Three Places, for Marguerite Duras (2003 to 2006) is a series of Wei-li Yeh’s early work that demonstrates a full spectrum of his artistic practice and philosophy of image-making while paying homage to one of his favorite writers and referencing her short story, The Atlantic Man. It is not an exception that Yeh borrows literature references in his work. The literary quality has been imbued deeply in his aesthetic composition and narratives, and further illustrates a personal resonance for affection and psychology. But the inspiration of this particular story in Yeh’s oeuvre is particularly noteworthy. The Atlantic Man tells a story about how the protagonist limbos between living and dying after his lover’s unfathomable departure. Cleaning the entire house as if preparing his own funeral, the protagonist attempts to capture the lover’s gaze, as a camera might, but the lover was invisible and present on film at the same time, recounting all the unsettling memories. Relating himself to this story, Yeh finds a parallel strategy to work on places as well as the subject of memory.

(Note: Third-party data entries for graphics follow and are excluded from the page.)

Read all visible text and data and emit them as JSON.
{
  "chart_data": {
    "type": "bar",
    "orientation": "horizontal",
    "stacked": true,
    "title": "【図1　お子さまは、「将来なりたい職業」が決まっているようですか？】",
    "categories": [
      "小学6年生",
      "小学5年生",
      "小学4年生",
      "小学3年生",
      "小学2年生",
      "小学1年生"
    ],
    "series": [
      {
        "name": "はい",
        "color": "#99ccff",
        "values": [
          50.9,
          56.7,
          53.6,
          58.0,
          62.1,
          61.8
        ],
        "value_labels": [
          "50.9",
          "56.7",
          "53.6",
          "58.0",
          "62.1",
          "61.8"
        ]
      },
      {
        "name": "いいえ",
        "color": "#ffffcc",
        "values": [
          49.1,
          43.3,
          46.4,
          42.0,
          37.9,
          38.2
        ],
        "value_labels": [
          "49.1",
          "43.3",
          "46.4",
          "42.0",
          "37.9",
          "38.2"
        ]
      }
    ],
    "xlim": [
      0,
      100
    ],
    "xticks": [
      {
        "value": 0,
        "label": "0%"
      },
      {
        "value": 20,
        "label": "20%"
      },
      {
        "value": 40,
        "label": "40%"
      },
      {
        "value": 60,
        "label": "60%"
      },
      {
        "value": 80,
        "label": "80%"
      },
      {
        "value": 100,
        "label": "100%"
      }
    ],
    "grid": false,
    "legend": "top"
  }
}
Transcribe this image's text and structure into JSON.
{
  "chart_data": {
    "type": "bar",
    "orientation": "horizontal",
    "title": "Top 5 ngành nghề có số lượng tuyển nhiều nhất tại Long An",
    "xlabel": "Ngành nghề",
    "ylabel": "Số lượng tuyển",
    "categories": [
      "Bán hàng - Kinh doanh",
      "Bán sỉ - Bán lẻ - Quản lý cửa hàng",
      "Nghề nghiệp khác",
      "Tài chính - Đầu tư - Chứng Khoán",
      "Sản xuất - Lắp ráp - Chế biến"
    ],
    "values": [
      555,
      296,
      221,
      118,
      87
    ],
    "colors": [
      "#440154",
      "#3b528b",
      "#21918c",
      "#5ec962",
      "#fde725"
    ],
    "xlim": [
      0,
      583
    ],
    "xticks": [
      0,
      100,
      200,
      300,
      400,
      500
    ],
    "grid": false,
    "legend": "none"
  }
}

Excerpted from "Three Places, Revisited"
— Esther Lu
Born in Taipei, Taiwan, in 1971, Wei-Li Yeh immigrated to the United States at the age of eleven and returned to reside in Taiwan in 2002. He obtained his master of fine arts in photography from the Rhode Island School of Design, USA, in 1997, and has exhibited internationally since the 1990s. Yeh's various photography- and text-based projects for the past decade explore the dynamics of the individual within collective practices which center on the personal and socio-political relationships between oneself and the city where he resides. Yeh currently lives and works in Yangmei, Taiwan.